Ce que j’ai également aimé, c’est l’expérimentation dont les Foo Fighters ont fait preuve. En effet, on retrouve des sublimes ensembles vocaux, très inspirés de l’univers de Pink Floyd, sur des morceaux comme T-Shirt ou Concrete and Gold, ce qui donne à l’album ce côté ambiant, très novateur pour le groupe.

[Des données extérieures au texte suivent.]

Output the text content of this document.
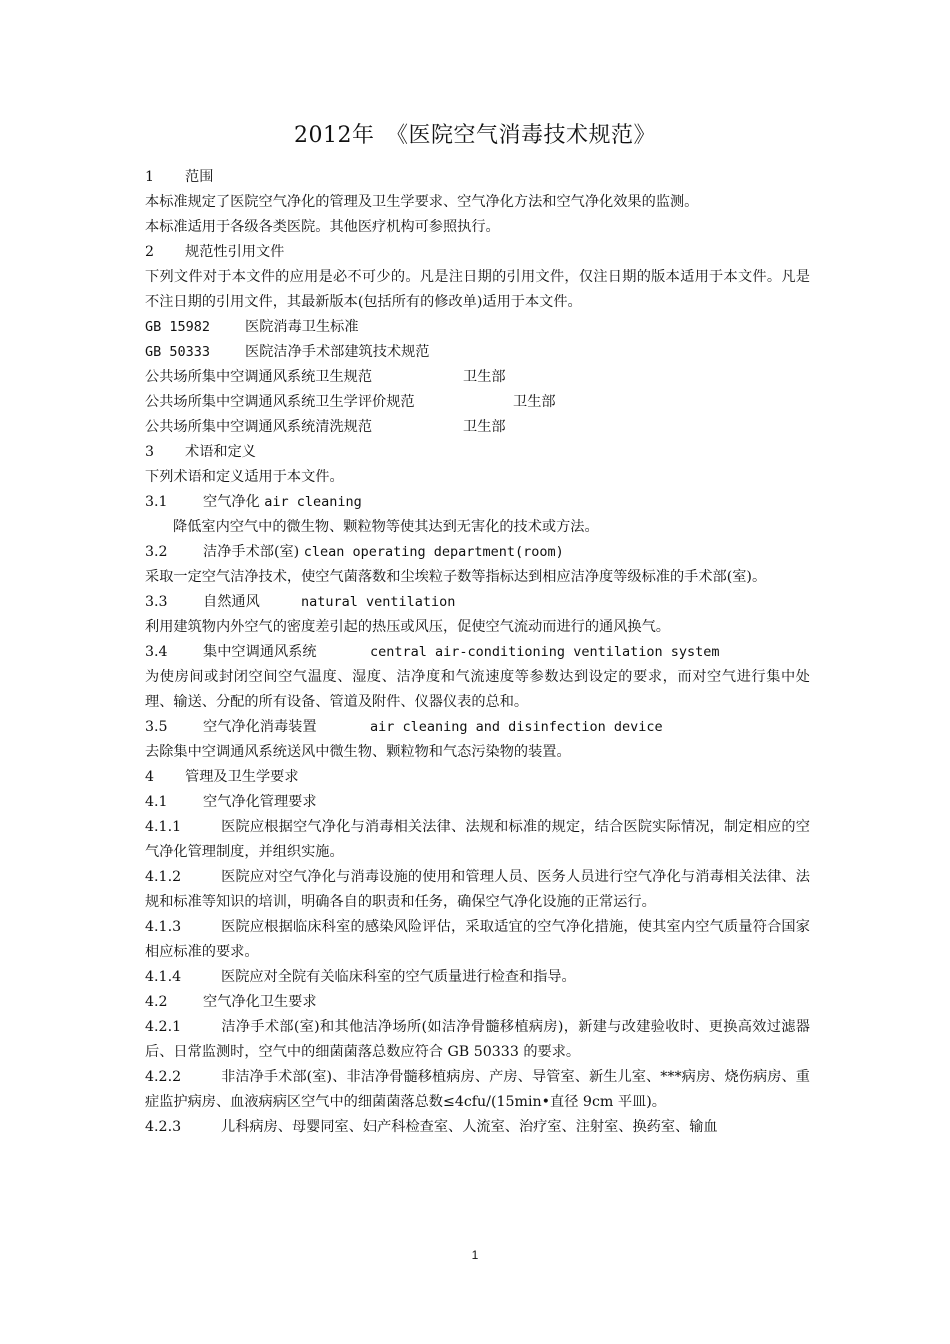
2012年　《医院空气消毒技术规范》
1 范围
本标准规定了医院空气净化的管理及卫生学要求、空气净化方法和空气净化效果的监测。
本标准适用于各级各类医院。其他医疗机构可参照执行。
2 规范性引用文件

下列文件对于本文件的应用是必不可少的。凡是注日期的引用文件，仅注日期的版本适用于本文件。凡是不注日期的引用文件，其最新版本(包括所有的修改单)适用于本文件。

GB 15982 医院消毒卫生标准
GB 50333 医院洁净手术部建筑技术规范
公共场所集中空调通风系统卫生规范	卫生部
公共场所集中空调通风系统卫生学评价规范	卫生部
公共场所集中空调通风系统清洗规范	卫生部
3 术语和定义
下列术语和定义适用于本文件。
3.1 空气净化 air cleaning
降低室内空气中的微生物、颗粒物等使其达到无害化的技术或方法。
3.2 洁净手术部(室) clean operating department(room)

采取一定空气洁净技术，使空气菌落数和尘埃粒子数等指标达到相应洁净度等级标准的手术部(室)。

3.3 自然通风	natural ventilation
利用建筑物内外空气的密度差引起的热压或风压，促使空气流动而进行的通风换气。
3.4 集中空调通风系统	central air-conditioning ventilation system

为使房间或封闭空间空气温度、湿度、洁净度和气流速度等参数达到设定的要求，而对空气进行集中处理、输送、分配的所有设备、管道及附件、仪器仪表的总和。

3.5 空气净化消毒装置	air cleaning and disinfection device
去除集中空调通风系统送风中微生物、颗粒物和气态污染物的装置。
4 管理及卫生学要求
4.1 空气净化管理要求

4.1.1	医院应根据空气净化与消毒相关法律、法规和标准的规定，结合医院实际情况，制定相应的空气净化管理制度，并组织实施。

4.1.2	医院应对空气净化与消毒设施的使用和管理人员、医务人员进行空气净化与消毒相关法律、法规和标准等知识的培训，明确各自的职责和任务，确保空气净化设施的正常运行。

4.1.3	医院应根据临床科室的感染风险评估，采取适宜的空气净化措施，使其室内空气质量符合国家相应标准的要求。

4.1.4	医院应对全院有关临床科室的空气质量进行检查和指导。

4.2 空气净化卫生要求

4.2.1	洁净手术部(室)和其他洁净场所(如洁净骨髓移植病房)，新建与改建验收时、更换高效过滤器后、日常监测时，空气中的细菌菌落总数应符合 GB 50333 的要求。

4.2.2	非洁净手术部(室)、非洁净骨髓移植病房、产房、导管室、新生儿室、***病房、烧伤病房、重症监护病房、血液病病区空气中的细菌菌落总数≤4cfu/(15min•直径 9cm 平皿)。

4.2.3	儿科病房、母婴同室、妇产科检查室、人流室、治疗室、注射室、换药室、输血

1
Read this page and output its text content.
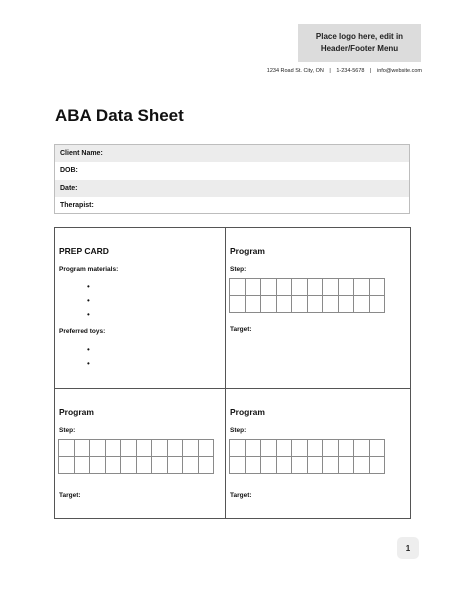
Place logo here, edit in
Header/Footer Menu
1234 Road St. City, ON | 1-234-5678 | info@website.com
ABA Data Sheet
Client Name:
DOB:
Date:
Therapist:
PREP CARD
Program materials:
•
•
•
Preferred toys:
•
•
Program
Step:

Target:
Program
Step:

Target:
Program
Step:

Target:
1
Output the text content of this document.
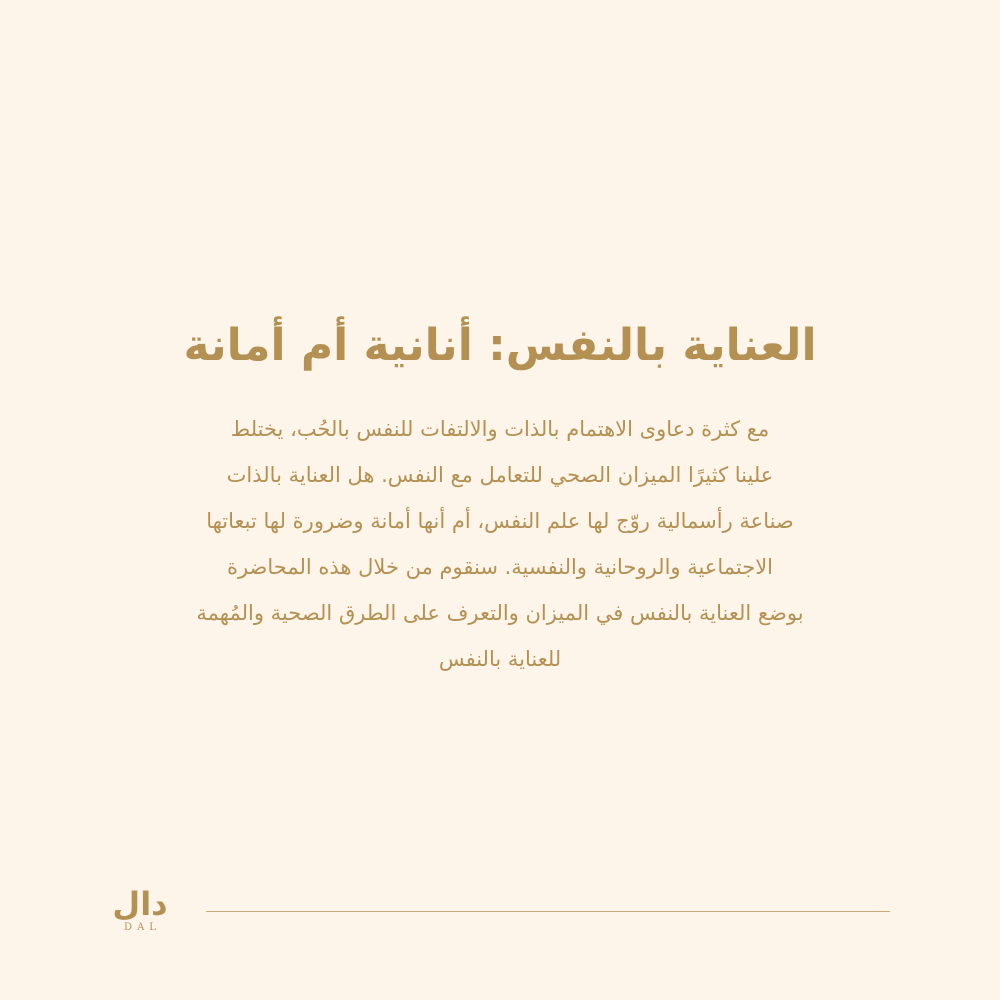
العناية بالنفس: أنانية أم أمانة

مع كثرة دعاوى الاهتمام بالذات والالتفات للنفس بالحُب، يختلط
علينا كثيرًا الميزان الصحي للتعامل مع النفس. هل العناية بالذات
صناعة رأسمالية روّج لها علم النفس، أم أنها أمانة وضرورة لها تبعاتها
الاجتماعية والروحانية والنفسية. سنقوم من خلال هذه المحاضرة
بوضع العناية بالنفس في الميزان والتعرف على الطرق الصحية والمُهمة
للعناية بالنفس

دال
DAL
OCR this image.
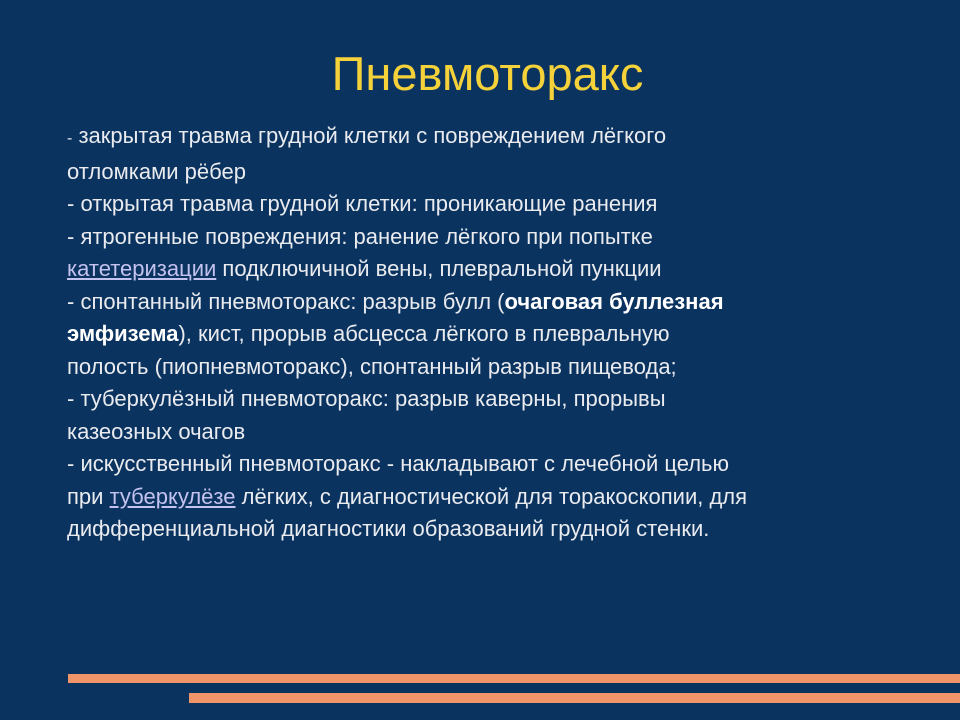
Пневмоторакс
- закрытая травма грудной клетки с повреждением лёгкого
отломками рёбер
- открытая травма грудной клетки: проникающие ранения
- ятрогенные повреждения: ранение лёгкого при попытке
катетеризации подключичной вены, плевральной пункции
- спонтанный пневмоторакс: разрыв булл (очаговая буллезная
эмфизема), кист, прорыв абсцесса лёгкого в плевральную
полость (пиопневмоторакс), спонтанный разрыв пищевода;
- туберкулёзный пневмоторакс: разрыв каверны, прорывы
казеозных очагов
- искусственный пневмоторакс - накладывают с лечебной целью
при туберкулёзе лёгких, с диагностической для торакоскопии, для
дифференциальной диагностики образований грудной стенки.
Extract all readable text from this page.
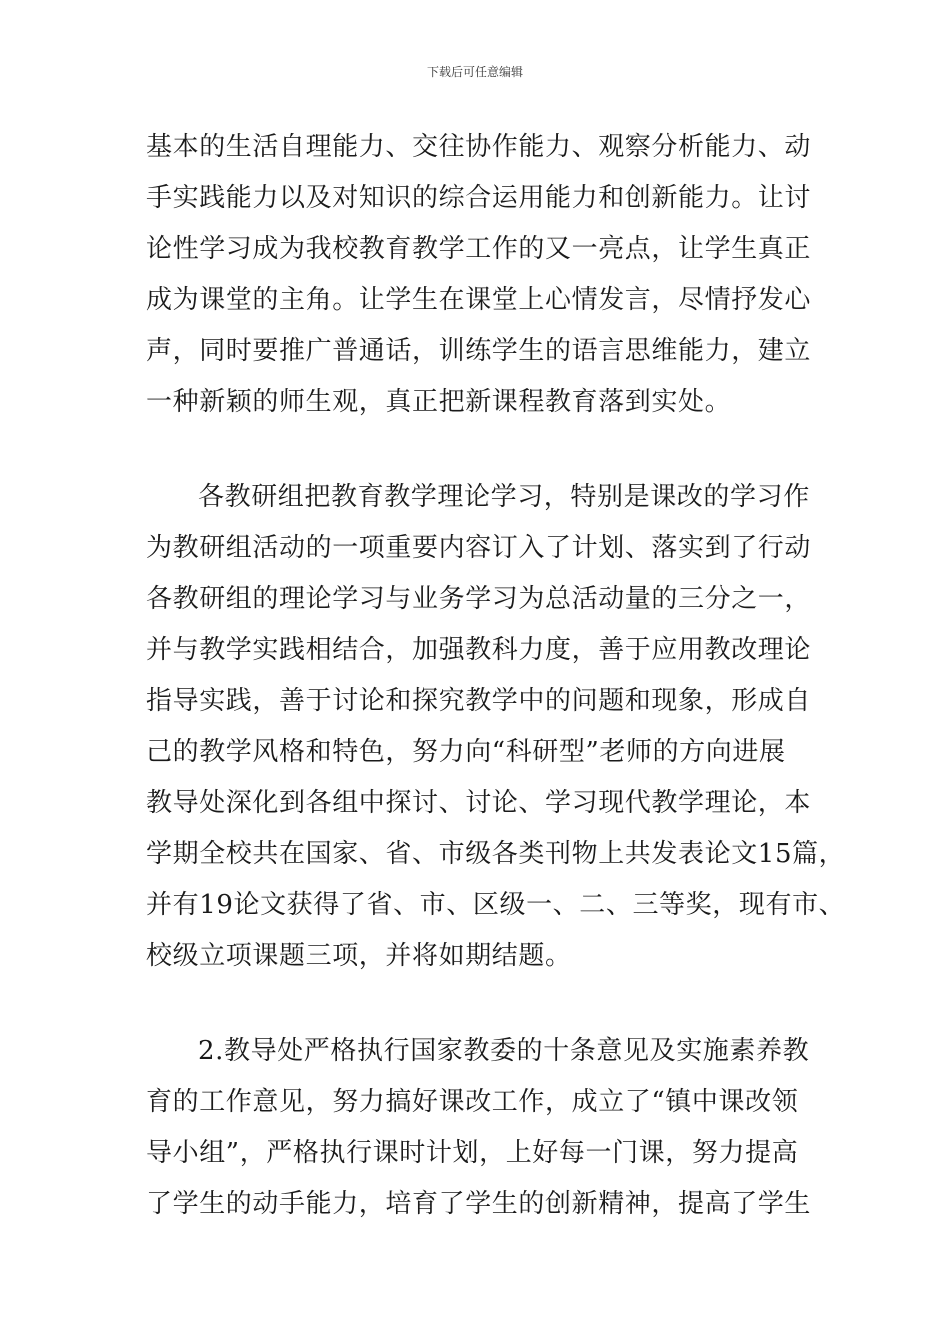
下载后可任意编辑
基本的生活自理能力、交往协作能力、观察分析能力、动
手实践能力以及对知识的综合运用能力和创新能力。让讨
论性学习成为我校教育教学工作的又一亮点，让学生真正
成为课堂的主角。让学生在课堂上心情发言，尽情抒发心
声，同时要推广普通话，训练学生的语言思维能力，建立
一种新颖的师生观，真正把新课程教育落到实处。
各教研组把教育教学理论学习，特别是课改的学习作
为教研组活动的一项重要内容订入了计划、落实到了行动
各教研组的理论学习与业务学习为总活动量的三分之一，
并与教学实践相结合，加强教科力度，善于应用教改理论
指导实践，善于讨论和探究教学中的问题和现象，形成自
己的教学风格和特色，努力向“科研型”老师的方向进展
教导处深化到各组中探讨、讨论、学习现代教学理论，本
学期全校共在国家、省、市级各类刊物上共发表论文15篇，
并有19论文获得了省、市、区级一、二、三等奖，现有市、
校级立项课题三项，并将如期结题。
2.教导处严格执行国家教委的十条意见及实施素养教
育的工作意见，努力搞好课改工作，成立了“镇中课改领
导小组”，严格执行课时计划，上好每一门课，努力提高
了学生的动手能力，培育了学生的创新精神，提高了学生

Enfin, pour ce neuvième album, les Foo Fighters ont décidé de collaborer avec des artistes de tous horizons. Néanmoins, j’ai été très déçue d’entendre que les divers featurings n’ont clairement pas été mis en avant, d’autant plus que certains d’entre eux sont pour le moins très surprenants. En effet, par exemple, le groupe avait mentionné la présence d’une immense star de la pop sur l’album, sans en dire davantage. Ce n’est qu’à la sortie de Concrete and Gold que les Foos ont révélé qu’il s’agissait en réalité de Justin Timberlake. Surprenant, n’est-ce pas ? Vous imaginez bien que j’étais donc très excitée à l’idée de découvrir ce qu’allait donner la rencontre des voix de Dave et Justin sur le morceau Make it Right. Mais je préfère vous prévenir, si comme moi vous vous attendiez à un vrai duo, vous pouvez passer votre chemin. En effet, la voix du chanteur pop se fond dans les chœurs, à tel point qu’il est impossible de la distinguer. Il en va de même pour le morceau La Dee Da, sur lequel on retrouve la voix d’Alison Mosshart, chanteuse du duo anglo-américain The Kills, dont je suis complètement fan. Davantage mises en valeur, ces voix issues d’univers différents auraient pu consolider les bases déjà très solides de l’album, en y apportant des petites touches le rendant encore plus innovant et ambitieux.